Wednesday, 8 February 2017

How is it some hotels get things so wrong?

I never cease to be amazed at how hotels can manage to get so many of the basics wrong.

From the snotty buffoon who checked me in at Melbourne's Crown Metropol a couple of weeks ago, to being charged $30 a day for the use of ludicrously slow wifi in Sydney, there are an awful lot of hotels that don't even seem to be trying to be hospitable.

One thing every hotel should do, for instance, is make sure that guests can easily find their intended address. I'm not even sure which one is the Park Hyatt in Melbourne and which one is the Grand Hyatt.
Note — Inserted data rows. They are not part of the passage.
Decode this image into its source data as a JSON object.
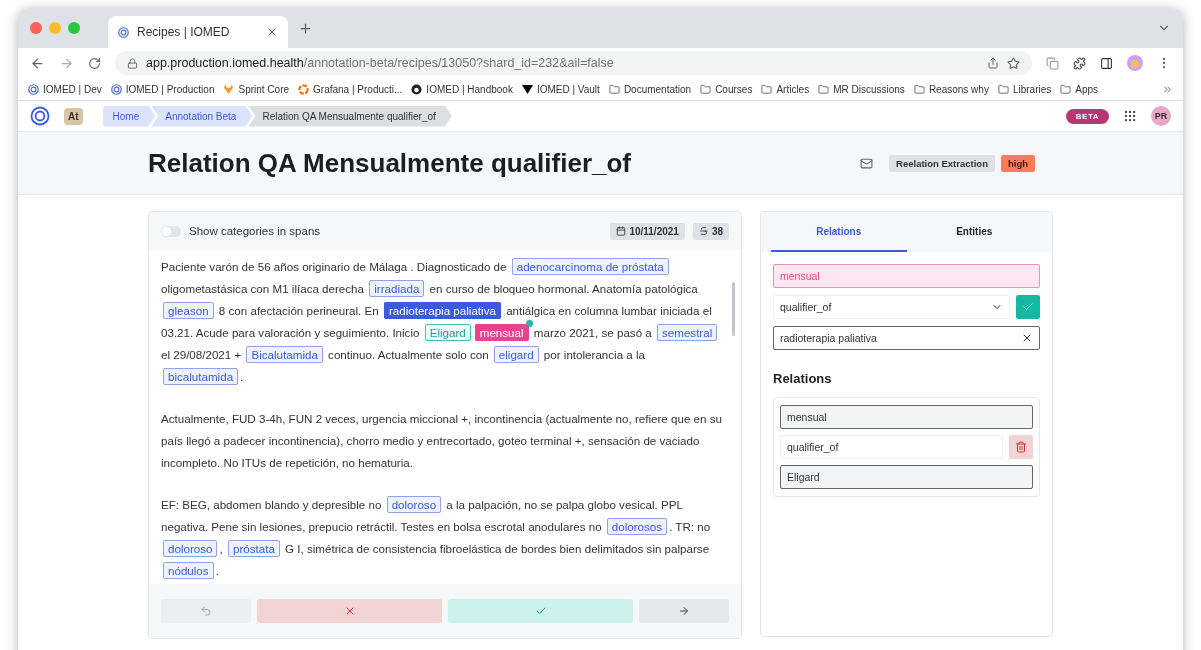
{
  "browser": {
    "tab": {
      "title": "Recipes | IOMED"
    },
    "url": {
      "host": "app.production.iomed.health",
      "path": "/annotation-beta/recipes/13050?shard_id=232&ail=false"
    },
    "bookmarks": [
      {
        "label": "IOMED | Dev",
        "kind": "iomed"
      },
      {
        "label": "IOMED | Production",
        "kind": "iomed"
      },
      {
        "label": "Sprint Core",
        "kind": "fox"
      },
      {
        "label": "Grafana | Producti...",
        "kind": "swirl"
      },
      {
        "label": "IOMED | Handbook",
        "kind": "cat"
      },
      {
        "label": "IOMED | Vault",
        "kind": "triangle"
      },
      {
        "label": "Documentation",
        "kind": "folder"
      },
      {
        "label": "Courses",
        "kind": "folder"
      },
      {
        "label": "Articles",
        "kind": "folder"
      },
      {
        "label": "MR Discussions",
        "kind": "folder"
      },
      {
        "label": "Reasons why",
        "kind": "folder"
      },
      {
        "label": "Libraries",
        "kind": "folder"
      },
      {
        "label": "Apps",
        "kind": "folder"
      }
    ]
  },
  "navbar": {
    "workspace_badge": "At",
    "breadcrumbs": [
      {
        "label": "Home",
        "selected": false
      },
      {
        "label": "Annotation Beta",
        "selected": false
      },
      {
        "label": "Relation QA Mensualmente qualifier_of",
        "selected": true
      }
    ],
    "beta_badge": "BETA",
    "avatar": "PR"
  },
  "header": {
    "title": "Relation QA Mensualmente qualifier_of",
    "tags": [
      {
        "label": "Reelation Extraction",
        "kind": "type"
      },
      {
        "label": "high",
        "kind": "priority"
      }
    ]
  },
  "document": {
    "toggle": {
      "label": "Show categories in spans",
      "on": false
    },
    "date": "10/11/2021",
    "count": "38",
    "paragraphs": [
      [
        {
          "text": "Paciente varón de 56 años originario de Málaga . Diagnosticado de ",
          "kind": "plain"
        },
        {
          "text": "adenocarcinoma de próstata",
          "kind": "entity"
        },
        {
          "text": " oligometastásica con M1 ilíaca derecha ",
          "kind": "plain"
        },
        {
          "text": "irradiada",
          "kind": "entity"
        },
        {
          "text": " en curso de bloqueo hormonal. Anatomía patológica ",
          "kind": "plain"
        },
        {
          "text": "gleason",
          "kind": "entity"
        },
        {
          "text": " 8 con afectación perineural. En ",
          "kind": "plain"
        },
        {
          "text": "radioterapia paliativa",
          "kind": "target"
        },
        {
          "text": " antiálgica en columna lumbar iniciada el 03.21. Acude para valoración y seguimiento. Inicio ",
          "kind": "plain"
        },
        {
          "text": "Eligard",
          "kind": "related"
        },
        {
          "text": "mensual",
          "kind": "source"
        },
        {
          "text": " marzo 2021, se pasó a ",
          "kind": "plain"
        },
        {
          "text": "semestral",
          "kind": "entity"
        },
        {
          "text": " el 29/08/2021 + ",
          "kind": "plain"
        },
        {
          "text": "Bicalutamida",
          "kind": "entity"
        },
        {
          "text": " continuo. Actualmente solo con ",
          "kind": "plain"
        },
        {
          "text": "eligard",
          "kind": "entity"
        },
        {
          "text": " por intolerancia a la ",
          "kind": "plain"
        },
        {
          "text": "bicalutamida",
          "kind": "entity"
        },
        {
          "text": ".",
          "kind": "plain"
        }
      ],
      [
        {
          "text": "Actualmente, FUD 3-4h, FUN 2 veces, urgencia miccional +, incontinencia (actualmente no, refiere que en su país llegó a padecer incontinencia), chorro medio y entrecortado, goteo terminal +, sensación de vaciado incompleto. No ITUs de repetición, no hematuria.",
          "kind": "plain"
        }
      ],
      [
        {
          "text": "EF: BEG, abdomen blando y depresible no ",
          "kind": "plain"
        },
        {
          "text": "doloroso",
          "kind": "entity"
        },
        {
          "text": " a la palpación, no se palpa globo vesical. PPL negativa. Pene sin lesiones, prepucio retráctil. Testes en bolsa escrotal anodulares no ",
          "kind": "plain"
        },
        {
          "text": "dolorosos",
          "kind": "entity"
        },
        {
          "text": ". TR: no ",
          "kind": "plain"
        },
        {
          "text": "doloroso",
          "kind": "entity"
        },
        {
          "text": ", ",
          "kind": "plain"
        },
        {
          "text": "próstata",
          "kind": "entity"
        },
        {
          "text": " G I, simétrica de consistencia fibroelástica de bordes bien delimitados sin palparse ",
          "kind": "plain"
        },
        {
          "text": "nódulos",
          "kind": "entity"
        },
        {
          "text": ".",
          "kind": "plain"
        }
      ]
    ],
    "actions": [
      {
        "kind": "undo"
      },
      {
        "kind": "reject"
      },
      {
        "kind": "accept"
      },
      {
        "kind": "next"
      }
    ]
  },
  "panel": {
    "tabs": [
      {
        "label": "Relations",
        "selected": true
      },
      {
        "label": "Entities",
        "selected": false
      }
    ],
    "form": {
      "source": "mensual",
      "relation": "qualifier_of",
      "target": "radioterapia paliativa"
    },
    "section_title": "Relations",
    "relations": [
      {
        "source": "mensual",
        "relation": "qualifier_of",
        "target": "Eligard"
      }
    ]
  }
}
I don't know if there is a Hyatt Regency or not.

Nuo Hotel Beijing, or Beijing Hotel Nuo?
That makes the behaviour of Chinese luxury hotel brand Nuo Hotels almost unbelievable.

It currently has a Nuo Hotel Beijing. But now it has purchased the former Grand Hotel de Pekin and Raffles Hotel, it has renamed it  - wait for it - Beijing Hotel Nuo.

Yep, that's right. Instead of giving it an identifier like north, south, east, west or central, it has given it a name almost identical to its sibling.

All of which simply makes things hard for anyone who doesn't speak fluent Chinese. Imagine trying to explain to a taxi driver the difference between the Nuo Hotel Beijing and the Beijing Hotel Nuo.

That's a big fail - one clearly decided by a clown who does not stay in hotels.

And Hyatt is back in the act in Sydney with the opening of the new Hyatt Regency Hotel in what used to be the Four Points by Sheraton Darling Harbour. I wonder how many guests will end up here when they are actually booked into the Park Hyatt in the Rocks, or vice versa?

What would be wrong with Hyatt Regency Darling Harbour, or Park Hyatt Waterside?

It's just plain stoopid, particularly if you are a confused Japanese or Chinese tourist, the market segment the city is trying to woo.